In a once weekly injection of exenatide for Drug-Naive Patients with Type 2 Diabetes (DURATION-4) in a 26-week double-blind study they found that exenatide once weekly (EQW) was noninferior to metformin (MET) but not pioglitazone (PIO) and superior to sitagliptin (SITA) with regard to HbA1c reduction at 26 weeks….
Of the agents studied, EQW and MET provided similar improvements in glycemic control along with the benefit of weight reduction and no increased risk of hypoglycemia.
The methods used were the patients were randomized to subcutaneous (SC) EQW 2.0 mg + oral placebo (n=248), MET 2,000 mg/day + SC placebo (n=246), PIO 45 mg/day + SC placebo (n=163), or SITA 100 mg/day + SC placebo (n=163) for 26 weeks.
MET and PIO therapies were increased to maximum–tolerated dosages. The injections with EQW or placebo were administered weekly, while oral medication or placebo was administered daily.
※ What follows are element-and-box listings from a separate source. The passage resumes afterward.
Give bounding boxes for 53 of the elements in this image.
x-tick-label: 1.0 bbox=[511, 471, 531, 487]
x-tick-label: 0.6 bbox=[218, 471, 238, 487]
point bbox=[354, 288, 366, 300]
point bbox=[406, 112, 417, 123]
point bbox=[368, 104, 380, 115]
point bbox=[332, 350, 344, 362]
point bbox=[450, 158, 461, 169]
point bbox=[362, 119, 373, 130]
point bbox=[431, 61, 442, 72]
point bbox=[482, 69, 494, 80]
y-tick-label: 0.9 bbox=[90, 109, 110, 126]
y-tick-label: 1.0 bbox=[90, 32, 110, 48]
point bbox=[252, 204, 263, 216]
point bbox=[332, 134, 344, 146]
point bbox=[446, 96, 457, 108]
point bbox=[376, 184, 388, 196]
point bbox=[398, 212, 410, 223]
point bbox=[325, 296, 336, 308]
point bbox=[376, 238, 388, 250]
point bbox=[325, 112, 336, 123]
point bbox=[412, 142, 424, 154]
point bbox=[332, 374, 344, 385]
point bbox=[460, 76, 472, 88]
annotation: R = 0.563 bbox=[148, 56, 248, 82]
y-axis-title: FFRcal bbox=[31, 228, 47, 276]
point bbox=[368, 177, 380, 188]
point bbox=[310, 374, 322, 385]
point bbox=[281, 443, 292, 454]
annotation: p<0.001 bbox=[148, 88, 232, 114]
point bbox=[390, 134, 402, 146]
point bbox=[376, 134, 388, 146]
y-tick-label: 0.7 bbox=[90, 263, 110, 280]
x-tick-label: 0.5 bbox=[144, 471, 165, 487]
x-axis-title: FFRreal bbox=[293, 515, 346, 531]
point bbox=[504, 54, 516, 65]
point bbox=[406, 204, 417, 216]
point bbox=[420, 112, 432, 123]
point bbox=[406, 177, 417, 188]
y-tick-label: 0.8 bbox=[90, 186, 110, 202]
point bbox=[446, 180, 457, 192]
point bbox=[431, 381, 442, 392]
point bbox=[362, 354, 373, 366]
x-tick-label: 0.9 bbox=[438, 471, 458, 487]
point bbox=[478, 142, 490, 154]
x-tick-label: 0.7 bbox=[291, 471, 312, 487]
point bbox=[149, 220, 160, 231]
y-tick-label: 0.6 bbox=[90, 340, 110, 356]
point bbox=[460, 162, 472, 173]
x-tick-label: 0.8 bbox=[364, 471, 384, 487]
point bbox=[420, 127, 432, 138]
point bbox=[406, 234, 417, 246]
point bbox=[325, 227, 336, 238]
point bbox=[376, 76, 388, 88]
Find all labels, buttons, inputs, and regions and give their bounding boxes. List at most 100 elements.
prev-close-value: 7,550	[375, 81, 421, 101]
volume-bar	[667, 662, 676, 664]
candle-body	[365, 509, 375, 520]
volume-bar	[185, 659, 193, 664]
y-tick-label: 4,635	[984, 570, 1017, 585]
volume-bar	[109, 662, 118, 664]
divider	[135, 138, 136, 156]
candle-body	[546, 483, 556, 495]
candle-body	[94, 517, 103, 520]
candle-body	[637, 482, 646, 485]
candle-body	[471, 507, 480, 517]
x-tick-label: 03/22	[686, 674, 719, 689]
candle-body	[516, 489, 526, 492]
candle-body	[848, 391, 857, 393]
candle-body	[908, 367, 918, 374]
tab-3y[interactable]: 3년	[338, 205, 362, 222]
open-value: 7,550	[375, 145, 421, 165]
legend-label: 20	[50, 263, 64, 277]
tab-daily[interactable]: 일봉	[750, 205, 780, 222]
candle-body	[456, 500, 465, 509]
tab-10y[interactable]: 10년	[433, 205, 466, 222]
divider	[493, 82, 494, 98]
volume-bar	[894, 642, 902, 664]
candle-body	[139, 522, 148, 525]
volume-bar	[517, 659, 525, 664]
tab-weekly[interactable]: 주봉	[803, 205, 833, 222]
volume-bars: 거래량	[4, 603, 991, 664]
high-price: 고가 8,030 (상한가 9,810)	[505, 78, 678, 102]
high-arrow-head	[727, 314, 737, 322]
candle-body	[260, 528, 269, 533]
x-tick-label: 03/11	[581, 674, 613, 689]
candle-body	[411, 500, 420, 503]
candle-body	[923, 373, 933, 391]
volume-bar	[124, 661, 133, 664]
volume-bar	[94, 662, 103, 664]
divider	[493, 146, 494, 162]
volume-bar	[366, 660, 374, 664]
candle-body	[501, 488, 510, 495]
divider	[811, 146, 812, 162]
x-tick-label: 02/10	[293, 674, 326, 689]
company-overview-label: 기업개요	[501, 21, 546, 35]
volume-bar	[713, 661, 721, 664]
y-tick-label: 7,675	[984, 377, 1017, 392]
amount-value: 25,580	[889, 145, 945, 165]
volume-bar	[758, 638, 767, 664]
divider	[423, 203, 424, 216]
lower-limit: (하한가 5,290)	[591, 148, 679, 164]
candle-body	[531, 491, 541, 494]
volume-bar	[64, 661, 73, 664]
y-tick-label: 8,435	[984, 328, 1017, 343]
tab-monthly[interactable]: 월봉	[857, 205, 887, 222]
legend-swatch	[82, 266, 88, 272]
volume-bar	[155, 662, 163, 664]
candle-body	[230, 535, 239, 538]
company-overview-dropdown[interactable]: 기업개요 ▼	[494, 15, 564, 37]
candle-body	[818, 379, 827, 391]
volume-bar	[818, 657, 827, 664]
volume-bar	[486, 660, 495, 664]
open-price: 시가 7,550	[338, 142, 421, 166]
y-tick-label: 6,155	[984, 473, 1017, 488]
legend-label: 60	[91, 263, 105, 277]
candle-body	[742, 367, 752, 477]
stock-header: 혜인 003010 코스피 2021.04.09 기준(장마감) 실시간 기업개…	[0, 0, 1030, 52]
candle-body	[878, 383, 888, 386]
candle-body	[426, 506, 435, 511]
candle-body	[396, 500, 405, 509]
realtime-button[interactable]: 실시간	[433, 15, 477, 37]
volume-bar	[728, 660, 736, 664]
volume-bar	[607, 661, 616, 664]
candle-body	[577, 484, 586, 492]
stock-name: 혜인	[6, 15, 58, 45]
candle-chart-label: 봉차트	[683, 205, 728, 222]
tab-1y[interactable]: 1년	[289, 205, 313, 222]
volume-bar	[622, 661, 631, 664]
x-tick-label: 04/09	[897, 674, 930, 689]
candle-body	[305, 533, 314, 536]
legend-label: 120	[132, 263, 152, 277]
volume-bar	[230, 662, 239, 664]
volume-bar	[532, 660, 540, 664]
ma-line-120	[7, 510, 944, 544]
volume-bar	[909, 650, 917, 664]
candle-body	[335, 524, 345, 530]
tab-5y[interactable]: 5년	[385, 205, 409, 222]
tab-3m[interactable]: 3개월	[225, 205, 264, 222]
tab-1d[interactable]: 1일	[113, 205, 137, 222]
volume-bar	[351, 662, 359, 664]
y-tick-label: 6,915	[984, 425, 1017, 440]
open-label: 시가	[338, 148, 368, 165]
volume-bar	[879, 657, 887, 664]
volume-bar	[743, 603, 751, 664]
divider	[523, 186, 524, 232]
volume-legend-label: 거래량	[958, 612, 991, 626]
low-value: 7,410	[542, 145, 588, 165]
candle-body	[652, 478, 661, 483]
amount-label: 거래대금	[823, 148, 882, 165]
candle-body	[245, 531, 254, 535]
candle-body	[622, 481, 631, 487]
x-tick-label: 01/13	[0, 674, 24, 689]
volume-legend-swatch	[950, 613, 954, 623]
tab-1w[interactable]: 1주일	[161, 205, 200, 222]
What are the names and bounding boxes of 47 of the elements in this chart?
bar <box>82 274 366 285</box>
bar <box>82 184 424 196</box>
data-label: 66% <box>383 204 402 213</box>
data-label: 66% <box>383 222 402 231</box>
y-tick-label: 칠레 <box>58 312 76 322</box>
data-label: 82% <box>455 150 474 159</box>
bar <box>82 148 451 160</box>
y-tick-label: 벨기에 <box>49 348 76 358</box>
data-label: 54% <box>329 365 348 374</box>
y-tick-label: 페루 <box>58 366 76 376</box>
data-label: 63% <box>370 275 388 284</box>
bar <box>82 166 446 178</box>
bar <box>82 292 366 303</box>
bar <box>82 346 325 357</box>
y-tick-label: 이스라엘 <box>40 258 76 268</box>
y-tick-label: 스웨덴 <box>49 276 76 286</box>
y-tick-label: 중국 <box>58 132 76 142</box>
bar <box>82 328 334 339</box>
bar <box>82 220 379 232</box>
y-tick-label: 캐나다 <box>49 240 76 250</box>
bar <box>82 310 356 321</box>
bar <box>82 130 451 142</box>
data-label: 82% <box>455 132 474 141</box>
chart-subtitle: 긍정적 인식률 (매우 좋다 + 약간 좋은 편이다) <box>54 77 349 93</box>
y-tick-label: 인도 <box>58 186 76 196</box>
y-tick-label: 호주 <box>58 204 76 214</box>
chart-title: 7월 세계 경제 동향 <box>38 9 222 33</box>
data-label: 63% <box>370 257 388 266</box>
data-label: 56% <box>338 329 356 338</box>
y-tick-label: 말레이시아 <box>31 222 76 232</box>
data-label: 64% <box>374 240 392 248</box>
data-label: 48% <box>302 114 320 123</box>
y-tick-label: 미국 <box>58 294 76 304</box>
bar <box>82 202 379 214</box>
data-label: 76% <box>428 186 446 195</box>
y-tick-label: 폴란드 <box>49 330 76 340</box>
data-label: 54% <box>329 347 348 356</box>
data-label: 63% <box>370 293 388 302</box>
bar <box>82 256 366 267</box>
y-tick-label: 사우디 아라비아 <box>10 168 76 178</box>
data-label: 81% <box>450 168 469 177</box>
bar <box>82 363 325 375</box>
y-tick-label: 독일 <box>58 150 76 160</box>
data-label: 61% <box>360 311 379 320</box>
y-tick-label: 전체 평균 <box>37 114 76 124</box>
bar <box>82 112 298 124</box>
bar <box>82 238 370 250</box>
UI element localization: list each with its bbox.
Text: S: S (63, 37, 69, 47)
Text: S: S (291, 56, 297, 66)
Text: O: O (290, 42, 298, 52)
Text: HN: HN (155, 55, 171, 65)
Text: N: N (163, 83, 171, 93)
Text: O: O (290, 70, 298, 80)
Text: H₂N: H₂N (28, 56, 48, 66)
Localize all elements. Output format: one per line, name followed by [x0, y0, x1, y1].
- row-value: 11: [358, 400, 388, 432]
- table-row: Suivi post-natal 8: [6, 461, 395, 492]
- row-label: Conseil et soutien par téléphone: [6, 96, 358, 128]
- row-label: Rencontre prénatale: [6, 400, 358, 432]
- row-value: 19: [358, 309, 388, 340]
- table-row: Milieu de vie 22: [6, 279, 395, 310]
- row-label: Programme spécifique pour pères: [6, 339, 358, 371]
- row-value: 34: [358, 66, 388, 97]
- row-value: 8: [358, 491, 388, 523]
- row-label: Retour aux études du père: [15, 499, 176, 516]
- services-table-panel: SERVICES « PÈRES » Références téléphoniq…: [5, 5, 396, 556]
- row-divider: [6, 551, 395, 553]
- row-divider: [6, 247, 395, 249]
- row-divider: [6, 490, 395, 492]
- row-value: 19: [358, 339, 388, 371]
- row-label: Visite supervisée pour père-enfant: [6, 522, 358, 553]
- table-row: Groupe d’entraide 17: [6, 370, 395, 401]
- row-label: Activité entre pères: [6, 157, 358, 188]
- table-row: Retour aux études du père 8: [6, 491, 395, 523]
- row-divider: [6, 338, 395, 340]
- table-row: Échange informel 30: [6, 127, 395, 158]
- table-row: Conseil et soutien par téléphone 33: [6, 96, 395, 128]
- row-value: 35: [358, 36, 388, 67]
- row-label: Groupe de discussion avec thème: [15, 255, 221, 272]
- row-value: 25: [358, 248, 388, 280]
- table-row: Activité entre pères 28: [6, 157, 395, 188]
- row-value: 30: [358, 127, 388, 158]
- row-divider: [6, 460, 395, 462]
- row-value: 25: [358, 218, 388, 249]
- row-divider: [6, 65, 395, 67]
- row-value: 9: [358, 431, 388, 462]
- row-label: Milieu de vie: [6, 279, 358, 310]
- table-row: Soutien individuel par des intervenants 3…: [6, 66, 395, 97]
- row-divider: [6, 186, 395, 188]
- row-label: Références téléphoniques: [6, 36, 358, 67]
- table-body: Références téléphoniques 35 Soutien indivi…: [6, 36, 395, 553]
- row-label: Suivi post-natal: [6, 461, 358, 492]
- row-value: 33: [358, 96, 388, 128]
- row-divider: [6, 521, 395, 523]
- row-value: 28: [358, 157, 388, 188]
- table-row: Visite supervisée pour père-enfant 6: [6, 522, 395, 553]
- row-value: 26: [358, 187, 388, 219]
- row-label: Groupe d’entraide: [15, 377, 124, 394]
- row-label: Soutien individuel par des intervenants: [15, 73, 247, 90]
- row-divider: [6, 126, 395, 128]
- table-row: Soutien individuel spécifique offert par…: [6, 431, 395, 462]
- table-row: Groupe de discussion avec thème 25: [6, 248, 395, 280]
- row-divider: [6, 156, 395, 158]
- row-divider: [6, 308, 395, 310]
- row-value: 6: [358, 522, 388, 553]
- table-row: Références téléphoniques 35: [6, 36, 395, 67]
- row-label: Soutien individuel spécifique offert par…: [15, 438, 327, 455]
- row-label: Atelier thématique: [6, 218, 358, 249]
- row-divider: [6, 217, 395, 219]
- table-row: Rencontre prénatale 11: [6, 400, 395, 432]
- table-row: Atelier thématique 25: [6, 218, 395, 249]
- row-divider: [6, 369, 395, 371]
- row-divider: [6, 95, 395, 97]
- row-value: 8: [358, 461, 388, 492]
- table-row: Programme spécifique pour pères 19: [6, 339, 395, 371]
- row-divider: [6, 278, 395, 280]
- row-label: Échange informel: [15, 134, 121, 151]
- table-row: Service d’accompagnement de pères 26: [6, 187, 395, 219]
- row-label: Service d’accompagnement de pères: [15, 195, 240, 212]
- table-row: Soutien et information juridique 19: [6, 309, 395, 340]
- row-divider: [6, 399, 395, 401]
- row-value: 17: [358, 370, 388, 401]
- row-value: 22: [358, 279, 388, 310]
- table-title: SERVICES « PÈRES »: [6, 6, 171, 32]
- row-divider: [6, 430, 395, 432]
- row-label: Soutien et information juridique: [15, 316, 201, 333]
The results showed that baseline characteristics were as follows: 59% men, 67% Caucasian, mean age 54 years, HbA1c 8.5%, fasting serum glucose 9.9 mmol/L, body weight 87.0 kg, and diabetes duration 2.7 years. HbA1c reductions (%) at 26 weeks (least–squares means) with EQW versus MET, PIO, and SITA were –1.53 vs. –1.48 (P=0.620), –1.63 (P=0.328), and –1.15 (P<0.001), respectively. Weight changes (kg) were –2.0 vs. –2.0 (P=0.892), +1.5 (P<0.001), and –0.8 (P<0.001), respectively. Common adverse events were as follows: EQW, nausea (11.3%) and diarrhea (10.9%); MET, diarrhea (12.6%) and headache (12.2%); PIO, nasopharyngitis (8.6%) and headache (8.0%); and SIT, nasopharyngitis (9.8%) and headache (9.2%). Minor (confirmed) hypoglycemia was rarely reported. No major hypoglycemia occurred.
From the results it was concluded that,in these patients with type 2 diabetes who were naive to antihyperglycemic therapy, all four treatments resulted in improvements in HbA1c, and a majority of EQW-, MET-, and PIO-treated patients achieved a target HbA1c of 7.0%.
This study recognizes that guidelines typically recommend MET as the first agent used, because it is inexpensive and supported by long-term data. Of the agents studied, EQW and MET provided similar improvements in glycemic control along with the benefit of weight reduction and no increased risk of hypoglycemia. There were no unexpected findings with regard to safety or tolerability. Based on these 26-week data, EQW is a once weekly dosing option for initial therapy. Longer-term studies will be required to assess the durability of the observations in this study.